Mark nodded immediately.
“Agreed.”
Thane nodded too.
“Agreed.”
Gabriel said, “Agreed.”
Mercer looked toward the hallway.
“And if you are going to hand someone a hundred-thousand-dollar check in an envelope, understand that at some point someone is going to call me while crying.”
Thane winced slightly.
“I did not think about that part.”
“I noticed.”
Voss looked down.
Rusk smiled into his coffee.
Mercer moved toward the door.
“Carry on.”
Then he stopped.
Looked back.
“Sixty-seven million.”
Thane sighed.
Mark said, “And twenty-two cents.”
Mercer stared at him.
Gabriel covered his muzzle.
Rusk lost the first small laugh.
Mercer shook his head and left.
The hallway swallowed his footsteps.
For a moment, nobody moved.
Then Rusk looked at Mark.
“Twenty-two cents.”
“Correct.”
“You could have rounded.”
“I was asked how much.”
Voss looked at Thane.
“You alright?”
Thane looked toward the doorway Mercer had left through.
“Yes.”
“That sounded mostly true.”
“It is.”
Gabriel leaned back in his chair.
“I feel financially exposed.”
Mark looked at him.
“You did not know the number either.”
“I knew the vibe.”
“That is not accounting.”
“It is emotional accounting.”
Voss held up one hand.
“No.”
Gabriel closed his mouth.
Rusk opened the handoff folder.
“Now that we have established that Night Shift is apparently better capitalized than several city departments—”
“Rusk,” Voss said.
“I am moving on.”
“You are not moving on well.”
“I rarely do.”
Thane sat.
“Actual handoff?”
“Actual handoff,” Voss said.
She opened the folder.
“Nothing major from the weekend. Bridge House already sent Talia’s official thank-you email to the department, which we will file and not turn into a press release.”
“Thank you,” Thane said.
“Saturday volunteer work is not department activity,” Voss continued. “No report. No public statement. No further discussion unless someone raises a conflict issue.”
Mark nodded.
“Darnell’s truck is back. He is annoyingly pleased about it.”
Gabriel smiled.
“Good.”
“Patrol is short tonight,” Rusk said. “Two sick calls and one training absence. Crowe asked if you three can cover traffic enforcement on the east highway approach for the first half of the shift.”
Gabriel blinked.
“Traffic?”
“Yes.”
“As in traffic stops?”
“Yes.”
“As in patrol?”
Rusk’s smile grew faintly.
“As in the thing you used to do before you became detectives and started hiding in plain clothes.”
Thane looked toward Voss.
“Traffic enforcement?”
Voss nodded.
“Problem area. Vehicles coming off Highway 62 into town are carrying highway speeds too far past the limit change. Patrol has had complaints from businesses near the east edge and two near-misses this week.”
Mark opened his tablet.
“Speed transition from sixty-five to forty-five to thirty-five?”
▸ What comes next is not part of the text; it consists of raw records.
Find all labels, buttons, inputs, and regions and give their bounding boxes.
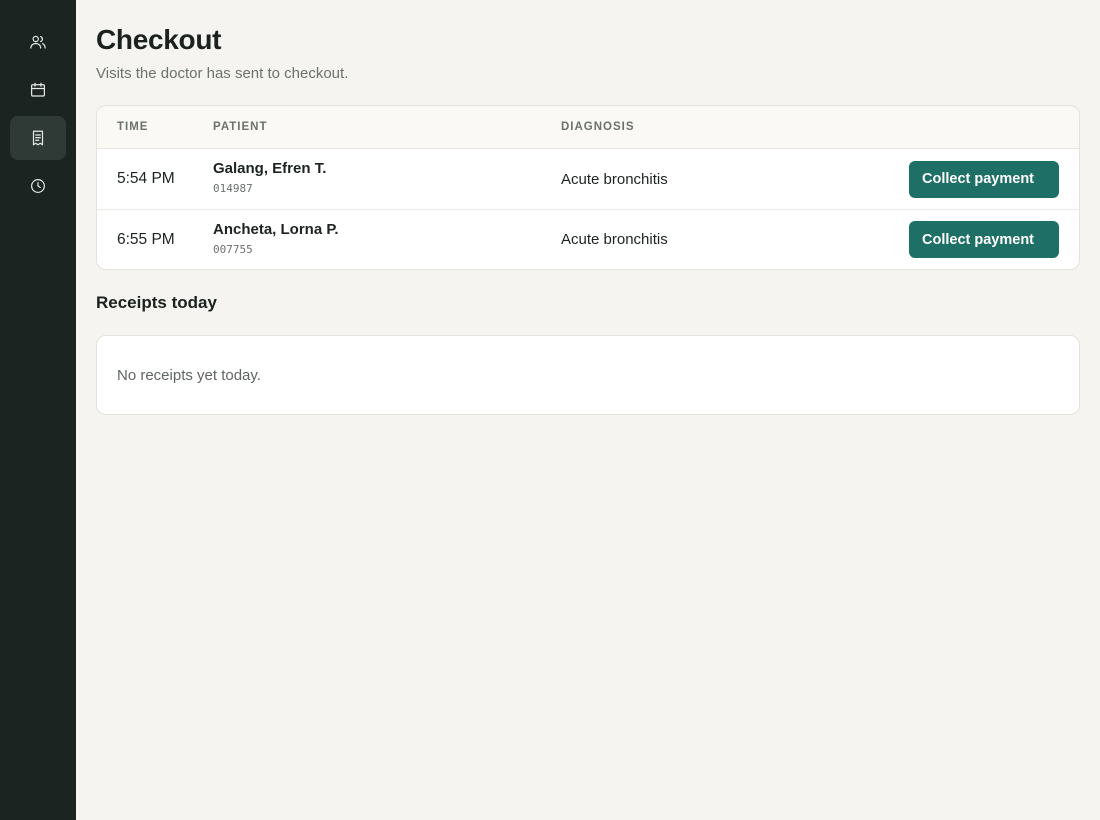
diagnosis: Acute bronchitis bbox=[561, 170, 668, 188]
main-content: Checkout Visits the doctor has sent to c… bbox=[96, 0, 1080, 415]
patient-id: 014987 bbox=[213, 182, 253, 195]
receipts-empty-state: No receipts yet today. bbox=[117, 366, 261, 384]
sidebar bbox=[0, 0, 76, 820]
clock-icon bbox=[31, 179, 45, 193]
patient-name: Ancheta, Lorna P. bbox=[213, 221, 339, 238]
diagnosis: Acute bronchitis bbox=[561, 231, 668, 248]
column-header-diagnosis: DIAGNOSIS bbox=[561, 121, 635, 133]
visit-time: 5:54 PM bbox=[117, 170, 175, 187]
table-row: 5:54 PM Galang, Efren T. 014987 Acute br… bbox=[97, 149, 1079, 209]
sidebar-item-schedule[interactable] bbox=[10, 68, 66, 112]
table-header: TIME PATIENT DIAGNOSIS bbox=[97, 106, 1079, 149]
sidebar-item-patients[interactable] bbox=[10, 20, 66, 64]
receipts-card: No receipts yet today. bbox=[96, 335, 1080, 415]
column-header-patient: PATIENT bbox=[213, 121, 268, 133]
page-subtitle: Visits the doctor has sent to checkout. bbox=[96, 65, 349, 82]
calendar-icon bbox=[31, 82, 45, 97]
receipt-icon bbox=[32, 130, 44, 146]
page-title: Checkout bbox=[96, 24, 222, 55]
checkout-table: TIME PATIENT DIAGNOSIS 5:54 PM Galang, E… bbox=[96, 105, 1080, 270]
sidebar-item-checkout[interactable] bbox=[10, 116, 66, 160]
table-row: 6:55 PM Ancheta, Lorna P. 007755 Acute b… bbox=[97, 209, 1079, 269]
patient-id: 007755 bbox=[213, 243, 253, 256]
column-header-time: TIME bbox=[117, 121, 149, 133]
patient-cell: Ancheta, Lorna P. 007755 bbox=[213, 221, 339, 257]
collect-payment-button[interactable]: Collect payment bbox=[909, 160, 1059, 198]
visit-time: 6:55 PM bbox=[117, 230, 175, 248]
users-icon bbox=[30, 35, 46, 49]
collect-payment-button[interactable]: Collect payment bbox=[909, 221, 1059, 258]
sidebar-item-history[interactable] bbox=[10, 164, 66, 208]
receipts-section-title: Receipts today bbox=[96, 293, 217, 312]
patient-cell: Galang, Efren T. 014987 bbox=[213, 160, 326, 196]
patient-name: Galang, Efren T. bbox=[213, 160, 327, 177]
“Yes,” Voss said. “Posted clearly. Enforcement requested.”
Gabriel looked at Thane.
“We get to be patrol again.”
“For half a shift,” Thane said.
Rusk added, “Crowe said if you complain, she will assign you the skateboard complaint behind the old post office for three consecutive evenings.”
Gabriel straightened.
“I love traffic.”
Voss smiled faintly.
“You will need uniforms.”
Thane’s ears moved.
“Our old patrol uniforms?”
Mark’s expression became thoughtful.
“Will they still fit?”
Gabriel looked at him.
“That is the most dangerous question anyone has asked today.”
Thane stood.
“We’ll find out.”
The locker room had not changed much since their patrol days.
Same benches.
Same dented lockers.
Same smell of gear, detergent, rubber mats, and institutional soap.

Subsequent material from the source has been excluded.